Beaucoup d’observateurs mettent en doute cet effet multiplicateur de 15. “Même en période de vaches grasses, on n’a jamais vu un tel effet de levier”, s’étonne ainsi M. Bayet. D’autres ont ironisé, au lendemain de la visite du pape, sur la “multiplication des pains” ou sur les “miracles financiers” promis par Jean-Claude Juncker.

Le président de la BEI, Werner Hoyer, semble toutefois valider les projections de la Commission. La recapitalisation de la BEI à hauteur de 10 milliards d’euros début 2013 devrait permettre d’atteindre haut la main l’objectif de débloquer 180 milliards, a-t-il noté. Un levier de 15 “peut donc certainement être atteint”.

Au coeur de la stratégie se trouve l’idée d’une prise de risque accrue. “Le FEIS se concentrera sur des investissements plus risqués et assumera les premières pertes éventuelles”, a souligné le vice-président de la Commission Jyrki Katainen.

Ces propos rappellent à l’esprit l’expérience mitigée des l’expérience des “projects bonds”, un autre instrument de partage des risques entre l’UE, la BEI et le secteur privé, qui a connu un raté significatif. Le projet Castor de stockage de gaz en Méditerranée, qui a tourné au fiasco, plombera la facture énergétique des Espagnols pendant trente ans. Plusieurs députés dénoncent une socialisation des pertes, que renforce selon eux le plan Juncker.

De l’avis unanime, la sélection des projets sera déterminante pour le succès de la nouvelle stratégie. Un task force travaille déjà depuis septembre pour identifier les dossiers les plus à même d’avoir un impact significatif. La Commission compte bien éviter les écueils du passé. “Permettez-moi d’être très clair: nous avons besoin de soutien politique, mais pas d’une politisation du plan. Pas de petits arrangements politiques, pas de liste de voeux nationales”, a prévenu M. Juncker.

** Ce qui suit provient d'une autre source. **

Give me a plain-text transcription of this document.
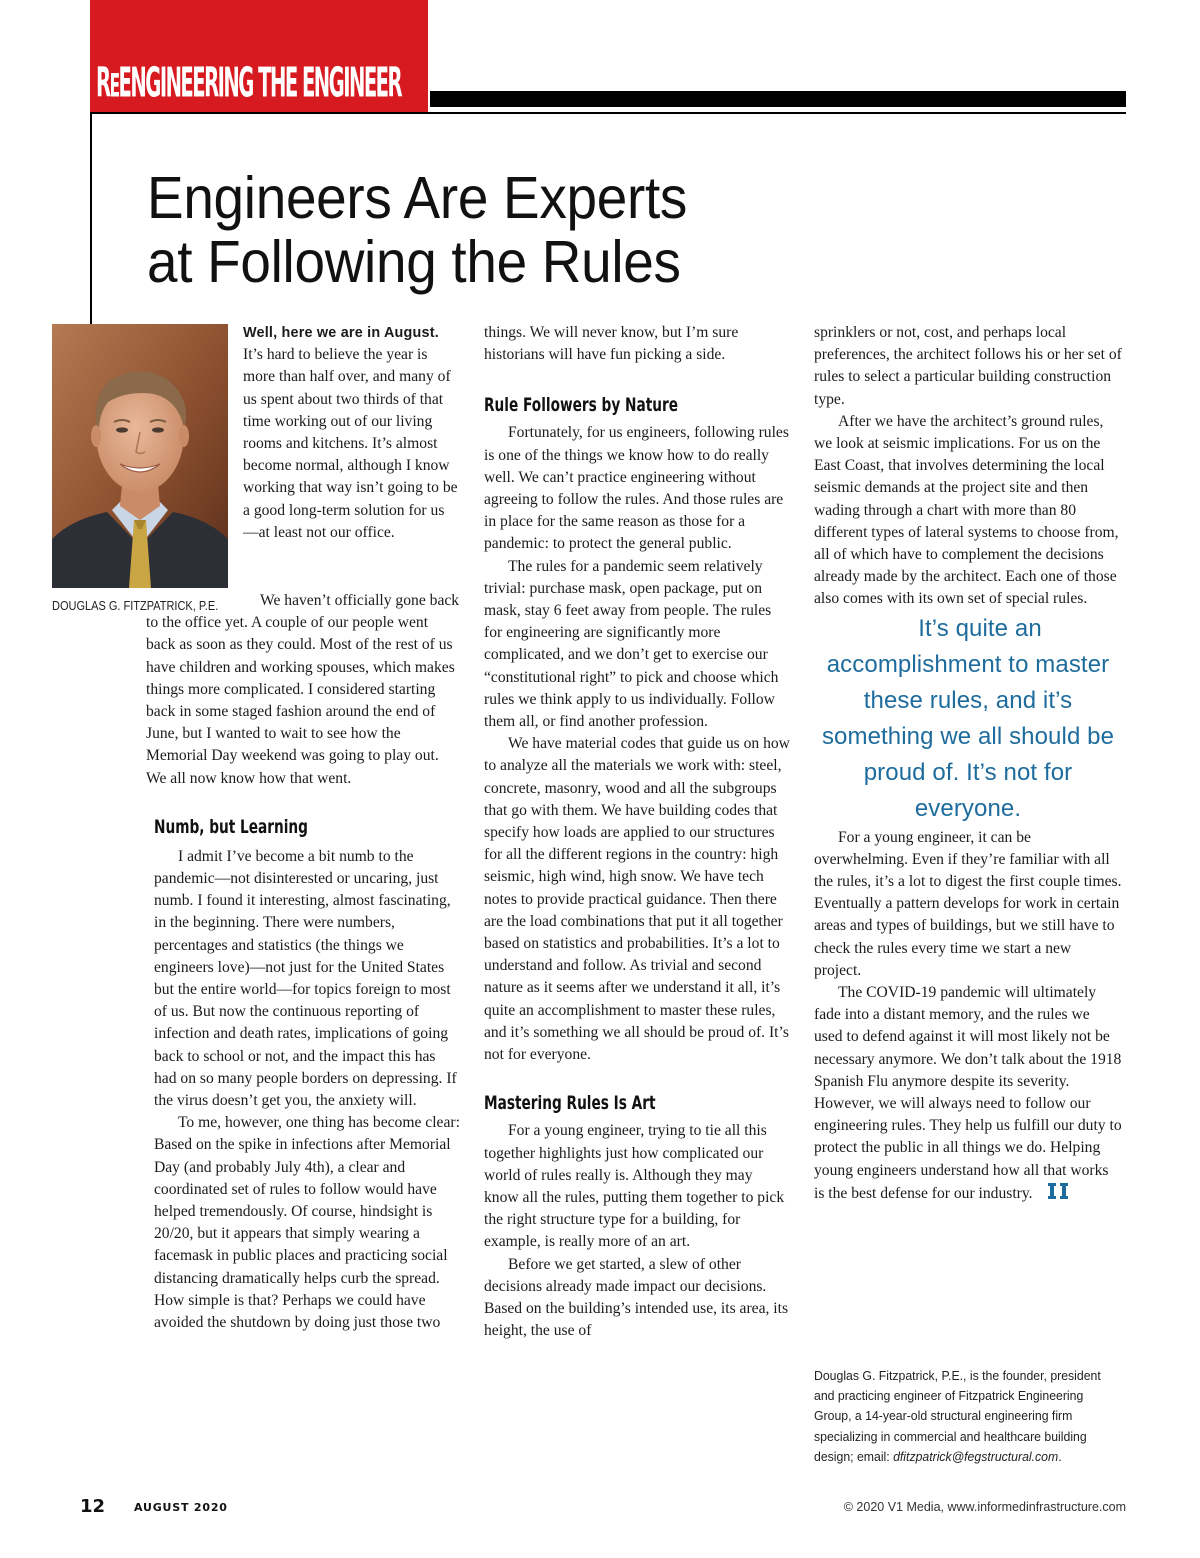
REENGINEERING THE ENGINEER
Engineers Are Experts
at Following the Rules
DOUGLAS G. FITZPATRICK, P.E.

Well, here we are in August.
It’s hard to believe the year is more than half over, and many of us spent about two thirds of that time working out of our living rooms and kitchens. It’s almost become normal, although I know working that way isn’t going to be a good long-term solution for us—at least not our office.

We haven’t officially gone back to the office yet. A couple of our people went back as soon as they could. Most of the rest of us have children and working spouses, which makes things more complicated. I considered starting back in some staged fashion around the end of June, but I wanted to wait to see how the Memorial Day weekend was going to play out. We all now know how that went.

Numb, but Learning

I admit I’ve become a bit numb to the pandemic—not disinterested or uncaring, just numb. I found it interesting, almost fascinating, in the beginning. There were numbers, percentages and statistics (the things we engineers love)—not just for the United States but the entire world—for topics foreign to most of us. But now the continuous reporting of infection and death rates, implications of going back to school or not, and the impact this has had on so many people borders on depressing. If the virus doesn’t get you, the anxiety will.

To me, however, one thing has become clear: Based on the spike in infections after Memorial Day (and probably July 4th), a clear and coordinated set of rules to follow would have helped tremendously. Of course, hindsight is 20/20, but it appears that simply wearing a facemask in public places and practicing social distancing dramatically helps curb the spread. How simple is that? Perhaps we could have avoided the shutdown by doing just those two

things. We will never know, but I’m sure historians will have fun picking a side.

Rule Followers by Nature

Fortunately, for us engineers, following rules is one of the things we know how to do really well. We can’t practice engineering without agreeing to follow the rules. And those rules are in place for the same reason as those for a pandemic: to protect the general public.

The rules for a pandemic seem relatively trivial: purchase mask, open package, put on mask, stay 6 feet away from people. The rules for engineering are significantly more complicated, and we don’t get to exercise our “constitutional right” to pick and choose which rules we think apply to us individually. Follow them all, or find another profession.

We have material codes that guide us on how to analyze all the materials we work with: steel, concrete, masonry, wood and all the subgroups that go with them. We have building codes that specify how loads are applied to our structures for all the different regions in the country: high seismic, high wind, high snow. We have tech notes to provide practical guidance. Then there are the load combinations that put it all together based on statistics and probabilities. It’s a lot to understand and follow. As trivial and second nature as it seems after we understand it all, it’s quite an accomplishment to master these rules, and it’s something we all should be proud of. It’s not for everyone.

Mastering Rules Is Art

For a young engineer, trying to tie all this together highlights just how complicated our world of rules really is. Although they may know all the rules, putting them together to pick the right structure type for a building, for example, is really more of an art.

Before we get started, a slew of other decisions already made impact our decisions. Based on the building’s intended use, its area, its height, the use of

sprinklers or not, cost, and perhaps local preferences, the architect follows his or her set of rules to select a particular building construction type.

After we have the architect’s ground rules, we look at seismic implications. For us on the East Coast, that involves determining the local seismic demands at the project site and then wading through a chart with more than 80 different types of lateral systems to choose from, all of which have to complement the decisions already made by the architect. Each one of those also comes with its own set of special rules.

It’s quite an accomplishment to master these rules, and it’s something we all should be proud of. It’s not for everyone.

For a young engineer, it can be overwhelming. Even if they’re familiar with all the rules, it’s a lot to digest the first couple times. Eventually a pattern develops for work in certain areas and types of buildings, but we still have to check the rules every time we start a new project.

The COVID-19 pandemic will ultimately fade into a distant memory, and the rules we used to defend against it will most likely not be necessary anymore. We don’t talk about the 1918 Spanish Flu anymore despite its severity. However, we will always need to follow our engineering rules. They help us fulfill our duty to protect the public in all things we do. Helping young engineers understand how all that works is the best defense for our industry.

Douglas G. Fitzpatrick, P.E., is the founder, president and practicing engineer of Fitzpatrick Engineering Group, a 14-year-old structural engineering firm specializing in commercial and healthcare building design; email: dfitzpatrick@fegstructural.com.
12	AUGUST 2020	© 2020 V1 Media, www.informedinfrastructure.com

Comme pour confirmer cette fermeté, il a refusé que le ministre italien Pier Carlo Padoan, au nom de la présidence du Conseil des ministres, vienne présenter le plan avec lui aux journalistes après le débat parlementaire.

Le plan Juncker n’en devra pas moins être approuvé par les Etats membres. Le sommet des chefs d’Etat et de gouvernement, les 18 et 19 décembre, en tracera les contours définitifs. Difficile d’imaginer dans ce contexte que les tractations à venir ne donneront pas lieu aux habituels marchandages entre les capitales.